As the RTUs began to fill up, correctional treatment officers were no longer part of the mental health team. Many new supervisors, who were transferred from traditional maximum-security prisons, brought their punishment-based culture to the RTUs. At the same time, staff shortages worsened, the number of treatment providers dropped, and the amount of time prisoners spent alone in their cells began to increase—none of which was good for anyone’s mental health. Patrice began to deteriorate. He spent most of the day struggling not to return to his old habits of self-mutilation. The total lockdown imposed by COVID only made matters worse. 

The Prison Litigation Reform Act 

The plaintiffs’ first and second attempts to force IDOC to implement the settlement were unsuccessful. Both times, the court held that the defendants should have more time to reach full compliance with the agreement. Then, as plaintiffs were preparing to bring a third motion to enforce the settlement, defendants—for the first time—argued that the settlement agreement was not enforceable at all, citing the Prison Litigation Reform Act (PLRA).  

Under the PLRA, all settlements are divided into two categories: consent decrees and private settlement agreements. Consent decrees are agreements that must specifically address a constitutional violation, and the court retains jurisdiction to enforce the agreement. Meanwhile, in private settlement agreements, the court has no power of enforcement.  

We believed we were being creative with our settlement agreement because the plaintiffs, the defendants, and the judge all believed that the settlement was a private settlement agreement. With this, we wouldn’t need a constitutional violation to be found, to which we thought IDOC would never agree.  

In 2022, defendants unexpectedly reversed course, and argued that the settlement was not (as everyone had heretofore agreed) a private settlement agreement; rather, it was a consent decree because the court retained jurisdiction. However, defendants argued, since the settlement did not have the required constitutional violation, it also was not enforceable as a consent decree. In other words, it was a settlement which could not be enforced at all. 

An Unjust Outcome 

After months of briefing and argument, the trial court agreed with IDOC, and found that the settlement was neither a consent decree nor a private settlement agreement. The court thus returned the case to  trial. The Impact Fund helped fund updated expert reports, which only confirmed that the system—after more than a decade of litigation—still did not provide meaningful treatment to Illinois prisoners with serious mental illnesses. 

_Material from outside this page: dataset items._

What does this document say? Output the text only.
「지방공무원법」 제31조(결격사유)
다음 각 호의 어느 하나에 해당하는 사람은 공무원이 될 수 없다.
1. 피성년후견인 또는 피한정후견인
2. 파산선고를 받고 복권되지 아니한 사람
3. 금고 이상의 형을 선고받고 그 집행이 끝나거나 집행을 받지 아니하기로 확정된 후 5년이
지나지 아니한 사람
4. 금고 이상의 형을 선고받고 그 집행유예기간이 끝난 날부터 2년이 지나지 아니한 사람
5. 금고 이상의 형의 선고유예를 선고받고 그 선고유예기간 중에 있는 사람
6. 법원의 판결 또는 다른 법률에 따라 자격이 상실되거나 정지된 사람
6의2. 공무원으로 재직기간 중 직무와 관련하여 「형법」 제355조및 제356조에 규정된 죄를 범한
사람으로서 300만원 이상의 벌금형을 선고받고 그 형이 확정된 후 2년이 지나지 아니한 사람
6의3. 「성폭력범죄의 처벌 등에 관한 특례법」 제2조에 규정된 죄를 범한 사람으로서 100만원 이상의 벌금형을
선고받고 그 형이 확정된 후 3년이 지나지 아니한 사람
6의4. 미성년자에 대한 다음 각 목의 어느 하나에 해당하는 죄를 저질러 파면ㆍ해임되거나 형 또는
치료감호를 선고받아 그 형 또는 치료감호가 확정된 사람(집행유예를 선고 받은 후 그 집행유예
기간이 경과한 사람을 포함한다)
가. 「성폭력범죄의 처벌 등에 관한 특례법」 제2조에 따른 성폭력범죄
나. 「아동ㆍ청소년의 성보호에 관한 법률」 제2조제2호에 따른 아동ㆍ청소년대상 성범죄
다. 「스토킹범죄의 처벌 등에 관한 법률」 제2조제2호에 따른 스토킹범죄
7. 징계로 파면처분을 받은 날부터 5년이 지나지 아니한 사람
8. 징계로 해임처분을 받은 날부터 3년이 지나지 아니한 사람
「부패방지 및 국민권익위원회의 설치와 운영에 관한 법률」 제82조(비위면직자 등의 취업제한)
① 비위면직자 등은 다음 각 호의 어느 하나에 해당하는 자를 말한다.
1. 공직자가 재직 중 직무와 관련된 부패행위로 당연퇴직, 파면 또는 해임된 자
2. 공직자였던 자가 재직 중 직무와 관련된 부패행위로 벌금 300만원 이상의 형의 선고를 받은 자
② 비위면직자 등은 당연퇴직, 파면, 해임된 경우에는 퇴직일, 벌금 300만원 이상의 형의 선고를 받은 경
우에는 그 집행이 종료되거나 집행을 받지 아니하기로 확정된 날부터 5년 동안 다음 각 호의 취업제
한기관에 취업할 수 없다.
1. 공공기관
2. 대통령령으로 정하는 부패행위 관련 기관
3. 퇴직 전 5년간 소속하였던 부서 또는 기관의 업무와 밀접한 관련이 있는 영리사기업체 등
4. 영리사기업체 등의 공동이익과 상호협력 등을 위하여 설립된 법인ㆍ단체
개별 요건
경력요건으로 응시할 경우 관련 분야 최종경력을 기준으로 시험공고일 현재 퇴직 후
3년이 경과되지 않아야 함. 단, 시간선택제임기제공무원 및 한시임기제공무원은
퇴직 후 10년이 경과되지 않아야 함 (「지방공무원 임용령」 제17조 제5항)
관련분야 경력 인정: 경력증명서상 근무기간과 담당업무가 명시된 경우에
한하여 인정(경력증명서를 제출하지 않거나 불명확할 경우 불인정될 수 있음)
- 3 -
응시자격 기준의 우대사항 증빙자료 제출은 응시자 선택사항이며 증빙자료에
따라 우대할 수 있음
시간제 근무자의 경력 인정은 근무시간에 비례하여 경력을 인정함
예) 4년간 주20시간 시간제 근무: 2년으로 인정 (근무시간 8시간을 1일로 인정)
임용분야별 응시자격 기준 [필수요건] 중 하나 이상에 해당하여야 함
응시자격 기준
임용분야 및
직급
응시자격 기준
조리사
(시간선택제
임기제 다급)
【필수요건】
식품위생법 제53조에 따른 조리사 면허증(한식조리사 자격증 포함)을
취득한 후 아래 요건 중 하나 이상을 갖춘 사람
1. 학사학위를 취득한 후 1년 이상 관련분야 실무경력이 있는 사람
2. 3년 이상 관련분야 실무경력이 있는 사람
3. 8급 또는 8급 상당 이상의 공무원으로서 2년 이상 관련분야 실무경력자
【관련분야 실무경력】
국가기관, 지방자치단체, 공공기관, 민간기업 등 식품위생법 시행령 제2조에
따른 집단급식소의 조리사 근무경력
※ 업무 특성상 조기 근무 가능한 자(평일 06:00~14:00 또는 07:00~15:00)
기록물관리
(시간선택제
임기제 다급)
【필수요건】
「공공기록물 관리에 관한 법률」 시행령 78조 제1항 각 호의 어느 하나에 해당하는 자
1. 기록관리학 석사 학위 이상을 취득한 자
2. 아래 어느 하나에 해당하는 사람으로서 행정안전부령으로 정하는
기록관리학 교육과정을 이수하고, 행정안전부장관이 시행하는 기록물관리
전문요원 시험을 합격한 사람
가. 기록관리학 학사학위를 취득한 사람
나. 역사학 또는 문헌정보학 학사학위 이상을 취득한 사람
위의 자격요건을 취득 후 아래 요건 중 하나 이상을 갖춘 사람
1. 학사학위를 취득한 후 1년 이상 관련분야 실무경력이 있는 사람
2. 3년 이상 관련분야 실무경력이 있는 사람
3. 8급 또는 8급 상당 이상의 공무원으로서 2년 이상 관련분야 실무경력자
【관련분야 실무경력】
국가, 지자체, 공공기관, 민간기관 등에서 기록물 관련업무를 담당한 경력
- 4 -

UPLC staff member Maurice Hughes, himself formerly incarcerated, drew this to depict the lack of mental health care in US prisons.

Then, as the experts were preparing their reports, the judge entered a new order: he directed the parties to address whether he had jurisdiction over the case at all. Again, months of briefing and argument followed. On October 23, 2023, the court found that it did not have jurisdiction. In sum, the judge held that although the settlement could not be enforced and was neither a consent decree nor a private settlement agreement, it nonetheless was a settlement. The judge thus disposed of the case, even though it gave the plaintiff class no rights at all. The court dismissed the case as settled. 

The PLRA was supposed to curtail frivolous lawsuits. However, as Rasho illustrates, it also impacts cases which not only have merit, but in which plaintiff-prisoners actually prevail. It lays traps for lawyers—even the highly experienced lawyers on the Rasho plaintiff team, which included two attorneys with over 30 years’ experience litigating civil rights cases, and two other attorneys with over a decade of experience with prisoners’ rights cases.  

But Undaunted, We Continue to Champion the Cause 

Despite this outcome, we are committed to continuing the fight. We have appealed the dismissal of the original case and are preparing to file additional litigation challenging Illinois’ failure to provide meaningful mental health care to people in prison. Patrice’s transfer to JTC quite literally saved his life. We hope to see similar outcomes for all prisoners with mental illnesses in Illinois, who continue to suffer needlessly every day.